The Library at Hellebore by Cassandra Khaw
“I could think of a hundred things holier than being sacrificed to something that doesn't even love you back.”
There are certain writers about whom I wonder based on little things. Khaw’s books have had interesting titles and pretty solid word of mouth. The thing that scared me off a bit was a comparison that most consider positive. A friend compared her work to Charlee Jacob, the late Splatter-poet who he was a fan of. The problem with that comparison is that I was not a fan. I tried one of Jacob's books and was not impressed. That said, having read one book of each, this book seemed more in the pocket of Clive Barker, transitioning between Gruesome horror and dark fantasy.
The Library at Hellebore is a dark fantasy that reads to me like a hellish combo of Harry Potter meets Cabal. Picture a school for monsters, but real weird, gross monsters who will decorate their school with organs. Graduate, and you will have a normal life, just one problem you gotta make it through the last day. Maybe Battle Royale meets Cabal is better I mean Fuck Harry Potter and the transphobe he rode in on. Anyways…
This novel is wild and excellently written weirdness that I loved, while I am not surprised that mainstream readers might be struggling a bit with. It is getting an average of three stars on Goodreads, and let me tell you I think it is WAY better than that.
The concept is high, the prose is excellent, the world it creates is transgressive and sticky, and the narrator is as reliable as the RFK Jr.-led CDC.
“We reside as well on a planet where the efficacy of medical science is questioned and media personalities argue whether a clot of cells has more value than a woman's life. To put it another way, these are unutterably stupid times.”
That is a quote from the book; see what I did there. This book is the complete package, doing all kinds of interesting and bizarro. Like Barker in the early days, the violent and gross is written with a velvet red-tinged beauty.
“We watched the boy die.
If the universe had any mercy in it, the swarm would have blanketed him, obscured his death from view, but it didn't. His death was a spectacle. We saw him denuded of skin, saw them burrow through the spongy tissue of his bones, and now through his heart and lung, liver and stomach. And seconds he went from boy to Swiss cheese monument, a juddering collander trestles by strings of crawling jeweled shelled insects.”
The characters are well-written. I didn’t always remember their names right away, but their motivations were clear to me. Their motivations are monstrous for sure, their place in this dark academic circle mirrors the relationship between students, but through a monster’s lens.
“Died?” I supplied. After several months together, I felt safe in saying I loathed her. unused to dislike I guess, Joanna had all but waged war on my dislike of her, ambushing me with presence, besieging me with compliments; It was a surgical effort, beautiful and its thoroughness.

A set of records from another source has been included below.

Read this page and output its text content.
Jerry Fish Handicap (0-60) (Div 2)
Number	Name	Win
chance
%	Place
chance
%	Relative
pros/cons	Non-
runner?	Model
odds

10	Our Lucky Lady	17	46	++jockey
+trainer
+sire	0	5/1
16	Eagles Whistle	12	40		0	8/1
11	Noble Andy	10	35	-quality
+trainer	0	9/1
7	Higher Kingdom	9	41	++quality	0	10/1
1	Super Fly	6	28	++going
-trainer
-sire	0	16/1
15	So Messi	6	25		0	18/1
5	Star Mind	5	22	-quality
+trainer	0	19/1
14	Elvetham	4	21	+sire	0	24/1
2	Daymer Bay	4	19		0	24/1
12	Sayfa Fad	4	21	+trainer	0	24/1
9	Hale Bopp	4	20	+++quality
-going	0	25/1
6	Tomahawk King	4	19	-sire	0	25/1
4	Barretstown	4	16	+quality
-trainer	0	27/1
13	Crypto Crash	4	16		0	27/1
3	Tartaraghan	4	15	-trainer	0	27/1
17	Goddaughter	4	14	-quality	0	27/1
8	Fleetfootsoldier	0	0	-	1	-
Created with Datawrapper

It did Jack to improve my opinion, which unfortunately just exacerbated Joanna's need for approval. Hell wasn't just other people, hell was living with them.”
The Library a Helleborne is a beautifully designed book by Tor Nightfire with its blue pages, detailed interiors, and all those with the magical prose make it a book really worth having as well as just reading. I mean, get it at your library if you have to, but it is a book worth having on the shelf.
I will leave with my favorite sample of the writing if that doesn’t sell you, we have different tastes.
“Cracked apart at her shoulders, the knobs of her wrist bones, the long stem of her throat. Through them I could see wet muscle and a myriad of tongues, coiled in the shadows like worms for a bulge of intestines. Stefina Raised one corner of her lips and a snarl, her dark eyes very nearly black in the evening light. “We can see how much chill you get if I take off a limb.”
“Oh, please. We're in hellebore. You're not scary.”